Les madeleines de Proust. Ces petits actes, odeurs, mélodies et sensations qui, brutalement, font resurgir de notre mémoire de lointains souvenirs, souvent chargés d’émotion. Dans cette série d’articles, nous proposons à quelques uns des artistes que nous soutenons le plus de rassembler ces morceaux qui constituent leurs madeleines de Proust et de nous raconter le souvenir qui y reste étroitement lié. Dans ce septième épisode, place à Mesparrow qui évoque la grande Barbara, sa voix si bouleversante et cette chanson « Les voyages », qui fut un véritable point de bascule pour la Tourangelle.
« J’ai toujours attaché beaucoup d’importance aux voix dans la musique. Celle de Barbara, c’est au collège qu’un prof de Français me l’a faite découvrir en nous faisant disserter sur l’une de ses chansons. Étrange découverte à un âge où j’écoutais plutôt Nirvana… Cette voix qui sortait d’une autre époque portait tout autant de force. Je me suis sentie proche d’elle par le timbre, la même fêlure dans la voix, la sensibilité. J’ai d’ailleurs complètement oublié d’écouter les paroles, ce qui a donné un magnifique « hors sujet ! »
Dix ans plus tard, après mes études d’art, je rêvais de partir à l’aventure, faire de la musique, être entourée d’artistes et musiciens, échanger des idées, me lancer dans des projets. je rêvais de trouver ma « famille artistique ». J’ai donc décidé d’aller m’installer à Londres, les yeux remplis d’étoiles.
L’atterrissage fut assez chaotique, je me suis retrouvée seule et toute petite face à tous les possibles que m’offraient la ville, il fallait que je trouve un travail, je ne maîtrisais pas très bien la langue. Je me retrouvais souvent seule dans ma chambre à composer sur ma pédale de boucle, dans ma petite bulle. J’écoutais « Les voyages », la voix chaude de Barbara me rassurait, ses mots me racontaient « ah les voyages, aux rivages lointains, aux rêves incertains…»
Puis j’ai fait la rencontre de James Peter Honey et Alex Templeton Ward deux artistes anglais, qui m’ont proposé de chanter dans leur groupe, et là tout a changé. Ils avaient cette confiance en leur art, sans aucune barrière, qui je crois fait vraiment partie de l’éducation anglaise, qu’ils m’ont transmise. L’important pour eux était d’aller au bout de ses idées, peu importe la forme qu’elles prenaient. On faisait de la musique, on montait un collectif d’artistes, on vivait à sept dans une maison qui ressemblait à un squat… L’entrée était encombrée par nos sept vélos.
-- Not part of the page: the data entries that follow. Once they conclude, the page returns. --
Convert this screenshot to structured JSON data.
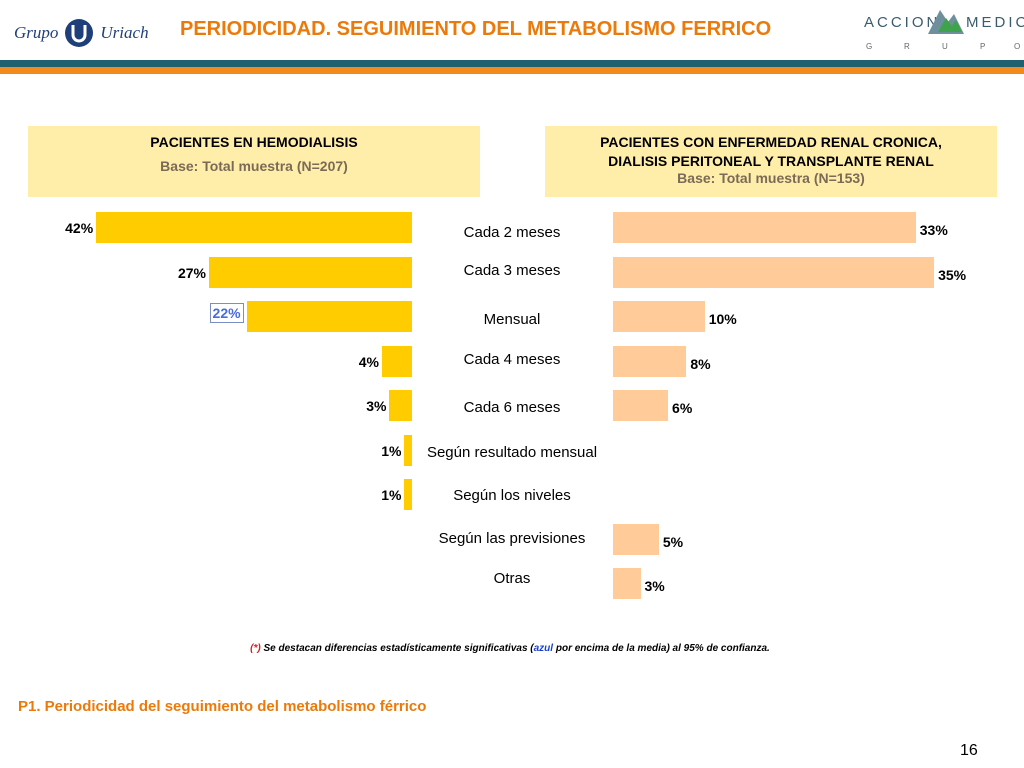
{
  "header": {
    "logo_left_word1": "Grupo",
    "logo_left_word2": "Uriach",
    "title": "PERIODICIDAD. SEGUIMIENTO DEL METABOLISMO FERRICO",
    "logo_right_word1": "ACCION",
    "logo_right_word2": "MEDICA",
    "logo_right_sub": [
      "G",
      "R",
      "U",
      "P",
      "O"
    ]
  },
  "colors": {
    "left_bar": "#ffcc00",
    "right_bar": "#ffcc99",
    "panel": "#ffeeaa",
    "accent": "#ec7a0b",
    "teal": "#21606f"
  },
  "panels": {
    "left": {
      "title": "PACIENTES EN HEMODIALISIS",
      "base": "Base: Total muestra (N=207)"
    },
    "right": {
      "title_line1": "PACIENTES CON ENFERMEDAD RENAL CRONICA,",
      "title_line2": "DIALISIS PERITONEAL Y TRANSPLANTE RENAL",
      "base": "Base: Total muestra (N=153)"
    }
  },
  "chart_data": {
    "type": "bar",
    "orientation": "horizontal",
    "categories": [
      "Cada 2 meses",
      "Cada 3 meses",
      "Mensual",
      "Cada 4 meses",
      "Cada 6 meses",
      "Según resultado mensual",
      "Según los niveles",
      "Según las previsiones",
      "Otras"
    ],
    "series": [
      {
        "name": "PACIENTES EN HEMODIALISIS",
        "values": [
          42,
          27,
          22,
          4,
          3,
          1,
          1,
          null,
          null
        ],
        "labels": [
          "42%",
          "27%",
          "22%",
          "4%",
          "3%",
          "1%",
          "1%",
          "",
          ""
        ],
        "highlighted_index": 2
      },
      {
        "name": "PACIENTES CON ENFERMEDAD RENAL CRONICA, DIALISIS PERITONEAL Y TRANSPLANTE RENAL",
        "values": [
          33,
          35,
          10,
          8,
          6,
          null,
          null,
          5,
          3
        ],
        "labels": [
          "33%",
          "35%",
          "10%",
          "8%",
          "6%",
          "",
          "",
          "5%",
          "3%"
        ]
      }
    ],
    "unit": "%"
  },
  "note": {
    "asterisk": "(*)",
    "part1": " Se destacan diferencias estadísticamente significativas (",
    "blue": "azul",
    "part2": " por encima de la media) al 95% de confianza."
  },
  "footer": {
    "question": "P1. Periodicidad del seguimiento del metabolismo férrico",
    "page": "16"
  }
}
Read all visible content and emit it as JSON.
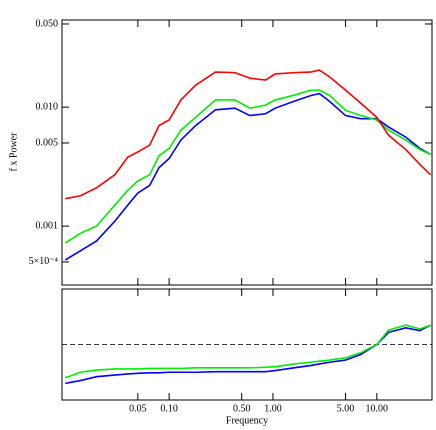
{
  "chart_data": [
    {
      "type": "line",
      "ylabel": "f x Power",
      "xscale": "log",
      "yscale": "log",
      "xlim": [
        0.0093,
        34
      ],
      "ylim": [
        0.00032,
        0.054
      ],
      "yticks": [
        {
          "value": 0.05,
          "label": "0.050"
        },
        {
          "value": 0.01,
          "label": "0.010"
        },
        0.005,
        0.001,
        {
          "value": 0.0005,
          "label": "5×10⁻⁴"
        }
      ],
      "x": [
        0.01,
        0.014,
        0.02,
        0.03,
        0.04,
        0.05,
        0.065,
        0.08,
        0.1,
        0.13,
        0.18,
        0.28,
        0.43,
        0.6,
        0.85,
        1.05,
        1.6,
        2.3,
        2.8,
        3.5,
        5,
        7,
        10,
        13,
        19,
        26,
        33
      ],
      "series": [
        {
          "name": "red",
          "color": "#ff0000",
          "values": [
            0.0017,
            0.0018,
            0.0021,
            0.0027,
            0.0038,
            0.0042,
            0.0048,
            0.007,
            0.0078,
            0.0115,
            0.0153,
            0.0197,
            0.0195,
            0.0175,
            0.0169,
            0.019,
            0.0195,
            0.0197,
            0.0205,
            0.018,
            0.0139,
            0.0108,
            0.0082,
            0.0058,
            0.0044,
            0.0033,
            0.0027
          ]
        },
        {
          "name": "green",
          "color": "#00ee00",
          "values": [
            0.00072,
            0.00087,
            0.001,
            0.0015,
            0.002,
            0.0024,
            0.0027,
            0.0039,
            0.0045,
            0.0064,
            0.0082,
            0.0115,
            0.0115,
            0.0098,
            0.0104,
            0.0115,
            0.0126,
            0.0139,
            0.0139,
            0.0126,
            0.0094,
            0.0085,
            0.0078,
            0.0064,
            0.0053,
            0.0044,
            0.004
          ]
        },
        {
          "name": "blue",
          "color": "#0000ff",
          "values": [
            0.00052,
            0.00062,
            0.00075,
            0.0011,
            0.0015,
            0.0019,
            0.0022,
            0.0031,
            0.0037,
            0.0053,
            0.007,
            0.0095,
            0.0098,
            0.0085,
            0.0088,
            0.0098,
            0.0112,
            0.0125,
            0.013,
            0.0112,
            0.0085,
            0.008,
            0.008,
            0.0068,
            0.0056,
            0.0045,
            0.004
          ]
        }
      ]
    },
    {
      "type": "line",
      "xlabel": "Frequency",
      "xscale": "log",
      "xlim": [
        0.0093,
        34
      ],
      "ylim": [
        0,
        2
      ],
      "reference_line": 1,
      "xticks": [
        0.05,
        {
          "value": 0.1,
          "label": "0.10"
        },
        {
          "value": 0.5,
          "label": "0.50"
        },
        {
          "value": 1,
          "label": "1.00"
        },
        {
          "value": 5,
          "label": "5.00"
        },
        {
          "value": 10,
          "label": "10.00"
        }
      ],
      "x": [
        0.01,
        0.014,
        0.02,
        0.03,
        0.04,
        0.05,
        0.065,
        0.08,
        0.1,
        0.13,
        0.18,
        0.28,
        0.43,
        0.6,
        0.85,
        1.05,
        1.6,
        2.3,
        2.8,
        3.5,
        5,
        7,
        10,
        13,
        19,
        26,
        33
      ],
      "series": [
        {
          "name": "green",
          "color": "#00ee00",
          "values": [
            0.4,
            0.5,
            0.54,
            0.56,
            0.56,
            0.56,
            0.57,
            0.57,
            0.57,
            0.57,
            0.58,
            0.58,
            0.58,
            0.58,
            0.59,
            0.6,
            0.65,
            0.68,
            0.7,
            0.72,
            0.76,
            0.85,
            1.0,
            1.26,
            1.35,
            1.28,
            1.35
          ]
        },
        {
          "name": "blue",
          "color": "#0000ff",
          "values": [
            0.3,
            0.35,
            0.42,
            0.45,
            0.47,
            0.48,
            0.49,
            0.49,
            0.5,
            0.5,
            0.5,
            0.51,
            0.51,
            0.51,
            0.51,
            0.53,
            0.58,
            0.62,
            0.65,
            0.68,
            0.72,
            0.82,
            1.0,
            1.22,
            1.3,
            1.25,
            1.35
          ]
        }
      ]
    }
  ]
}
La dernière trouvaille était un vieux canoë « sauvé » de la rue, qui trônait dans la cour. Dans la cuisine, qui était la seule pièce commune, on discutait d’art et de musique pendant des heures, une vraie synergie nous poussait chacun dans notre discipline. J’avais enfin pu m’acheter mon piano numérique que je traînais en bus avec une amie pour jouer dans des petits clubs, ma pédale de boucle dans un sac à dos. Je menais la vie de bohème dont je rêvais.
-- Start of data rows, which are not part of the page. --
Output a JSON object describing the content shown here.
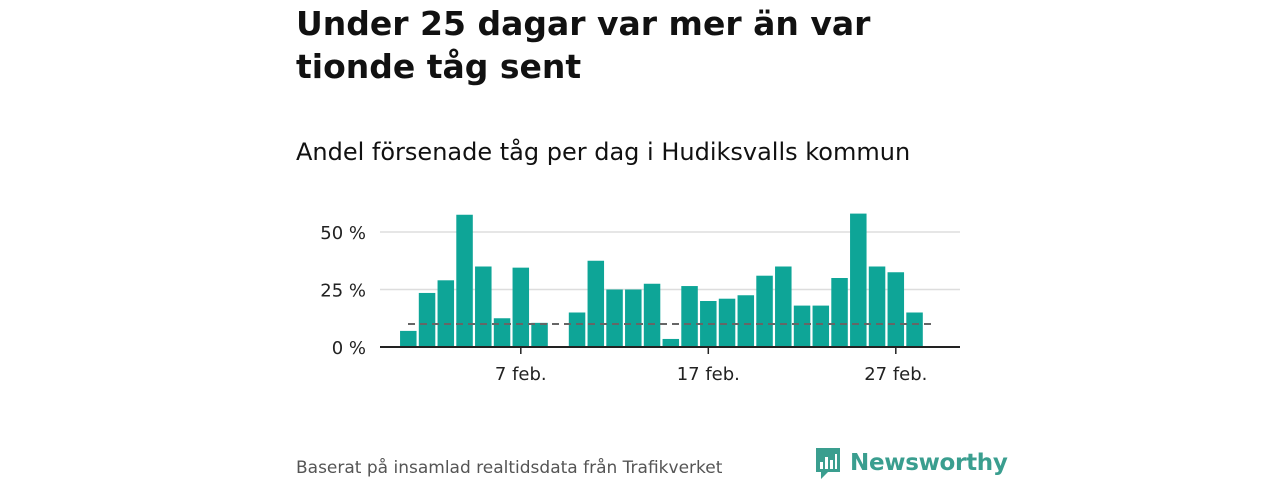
{
  "title": "Under 25 dagar var mer än var tionde tåg sent",
  "subtitle": "Andel försenade tåg per dag i Hudiksvalls kommun",
  "source": "Baserat på insamlad realtidsdata från Trafikverket",
  "logo_text": "Newsworthy",
  "colors": {
    "bar": "#0ea597",
    "reference": "#666666",
    "grid": "#dddddd",
    "axis": "#222222",
    "logo": "#3a9e8f"
  },
  "chart_data": {
    "type": "bar",
    "x_unit": "day of February",
    "x": [
      1,
      2,
      3,
      4,
      5,
      6,
      7,
      8,
      10,
      11,
      12,
      13,
      14,
      15,
      16,
      17,
      18,
      19,
      20,
      21,
      22,
      23,
      24,
      25,
      26,
      27,
      28
    ],
    "values": [
      7,
      23.5,
      29,
      57.5,
      35,
      12.5,
      34.5,
      10.5,
      15,
      37.5,
      25,
      25,
      27.5,
      3.5,
      26.5,
      20,
      21,
      22.5,
      31,
      35,
      18,
      18,
      30,
      58,
      35,
      32.5,
      15
    ],
    "reference_line": 10,
    "ylim": [
      0,
      60
    ],
    "yticks": [
      0,
      25,
      50
    ],
    "ytick_labels": [
      "0 %",
      "25 %",
      "50 %"
    ],
    "xticks": [
      7,
      17,
      27
    ],
    "xtick_labels": [
      "7 feb.",
      "17 feb.",
      "27 feb."
    ],
    "xlabel": "",
    "ylabel": "",
    "grid": true
  }
}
Mais après deux ans à enchaîner des petits boulots, je ne voyais plus aucune perspective, j’aimais ma liberté artistique mais je ne me sentais pas vraiment anglaise. La France me manquait. A ce moment là, j’ai écrit les couplets d’un morceau en Français qui parlait de Londres. Je pouvais tout dire en me cachant derrière ma langue.
Il était temps pour moi de rentrer dans ma ville natale. J’avais cette envie très forte de montrer ma musique, de la jouer en France. Je me souviens très bien de ce retour. Tout semblait si simple et familier. Deux années étaient passées, elles n’avaient pas autant changé ma ville qu’elles m’avaient changée. J’écoutais « Les voyages » en boucle et les paroles prenaient tout leur sens « et lorsque l’on retourne chez soi, rien n’est comme autrefois, car nos yeux ont changé (…) car les voyages tournent une page ».